Inside sport: Zimbabwean sport heading nowhere

What has happened to those days when Zimbabwe was a strong and regular competitor not only in regional competitions but also at the Olympic Games and the World Championships.


WATCHING the World Indoor Athletics Championships, which were in Belgrade and the Rome and Paris Marathons and realising that there was not even a single Zimbabwean on parade was saddening to say the least.

It was painful to see such countries as Eretria, Burundi, Botswana, Namibia, and Seychelles, represented at these prestigious world events while Zimbabwe was not.

What has happened to those days when the likes of Philemon Hanneck, Melford Homela, and Ndabezinhle Mdlongwa, made the whole world sit up and take notice.

Those days when the likes of Ngonidzashe Makusha could go as far as fourth in the long jump at the Olympic Games before losing out of a medal by just a centimetre.

What has happened to those days when Zimbabwe was a strong and regular competitor not only in regional competitions but also at the Olympic Games and the World Championships.

What is ironic is that those athletes and countries who did well at the 2020 Olympic Games in Japan are the ones preparing fully for the 2024 Olympic Games when those from Zimbabwe are watching from a distance.

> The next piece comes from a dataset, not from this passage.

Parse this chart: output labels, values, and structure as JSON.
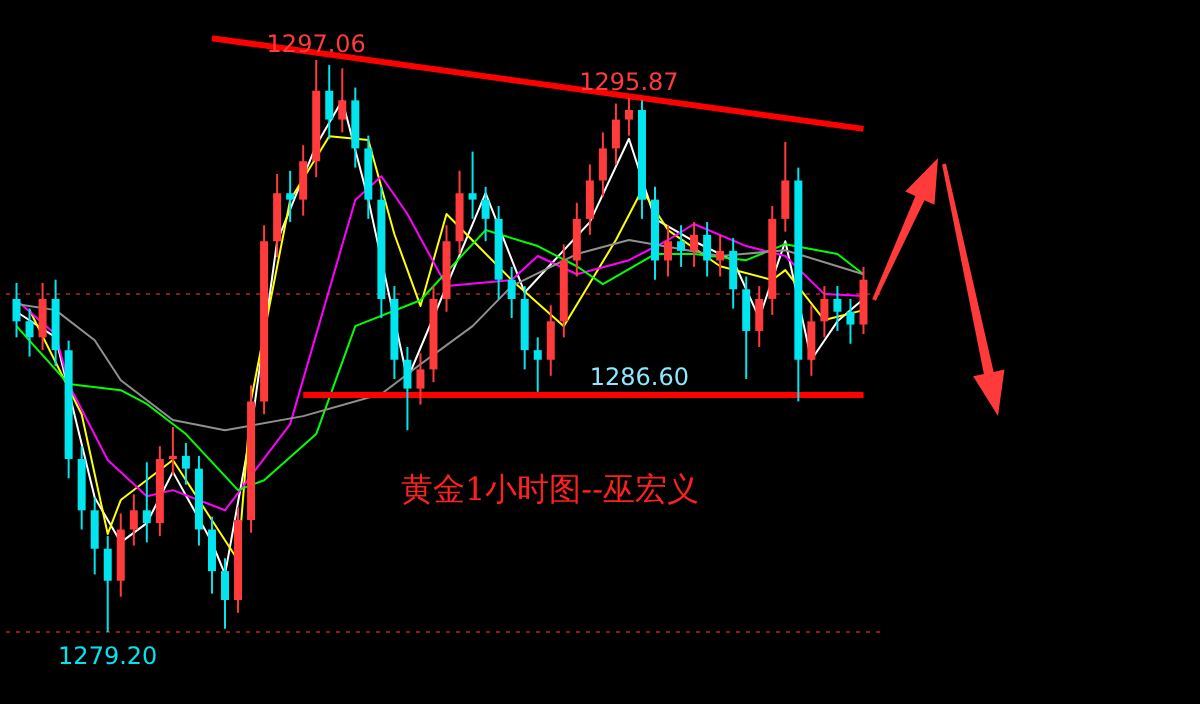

Zimbabwe failed to win a medal at both the 2016 and 2020 Olympic Games, but still seems to have no clue as to where to start from ahead of the Games in Paris in two years’ time.

Week in and week out we also see athletes from South Africa, Ivory Coast, Nigeria, Ethiopia, Botswana, Kenya and Morocco in action in the Diamond League, but not a single Zimbabwean.

The world championships, the Diamond League, and the marathon calendar, are the build up to the Olympic Games and Zimbabwe cannot expect medals from the Olympics when its athletes are not participating regularly in these competitions.

There are two possible reasons why Zimbabweans are not appearing on this international athletics schedule. It’s either they do not meet the qualifying standards for the competitions or that they do not have the financial resources to take part in these contests.

The latter seems to make sense as the country has too many talented athletes, but what they seem to be lacking is the finances for them to compete at a global scale in view of the harsh economic climate in the country.

Surely, one cannot expect Zimbabwean athletes to get that much needed international experience or to judge their ability when they are always competing amongst themselves.

This is where the Zimbabwe Olympic Committee and the government through the Sports and Recreation Commission should come in.

What probably is required right now is for the ZOC to come up with a list of potential 2024 Olympic Games representatives for the SRC to dish out funds to enable them to take part regularly in international competitions.

In fact, the SRC should consider setting up a sports fund to support athletes like Donata Katai and Peter Wetzlar who showed from the 2020 Olympics that they have the potential to win medals in future.

Namibia has such a fund and right now they are reaping the fruits of one of their investments in young Christine Mboma, who took a 200 metre sprint silver medal at the Tokyo Games.

The Zimbabwean government has always admitted that it is not doing enough for sport, but that has only ended in that admission but not a change of attitude.

There are sectors who are receiving too much money from government coffers while sport continues to be neglected yet good results are still expected from those cash-deprived national teams.

It would have been expected for Zimbabwe to change its attitude on sport after the huge contingent of government officials that went to the Tokyo 2020 Olympic Games but that was not to be.

In fact, the Tokyo Olympic Games group of government officials are still to justify why they went to the Games in the first place, as their end of Olympic Games report is still pending nine months later.

The government sent the minister of sport, Kirsty Coventry, SRC chairman Gerald Mhlotswa, chairman of the parliamentary portfolio committee on sport, Matthias Tongofa, and the minister’s PA Tariro Kadzirange.

All in all, Zimbabwe sent a group of 13 officials including four from the Zimbabwe Olympic Committee against a team of only five athletes.

The point here is that our athletes will continue to be the punching bags or the fall guys of the international scene as long as the government continues to ignore sport’s demands.

Surely, it is time that the political leaders took sport seriously and for that matter, as an industry, and not entertainment or a luxury as is the case right now.

At things stand – it seems – Zimbabwean sport is heading nowhere.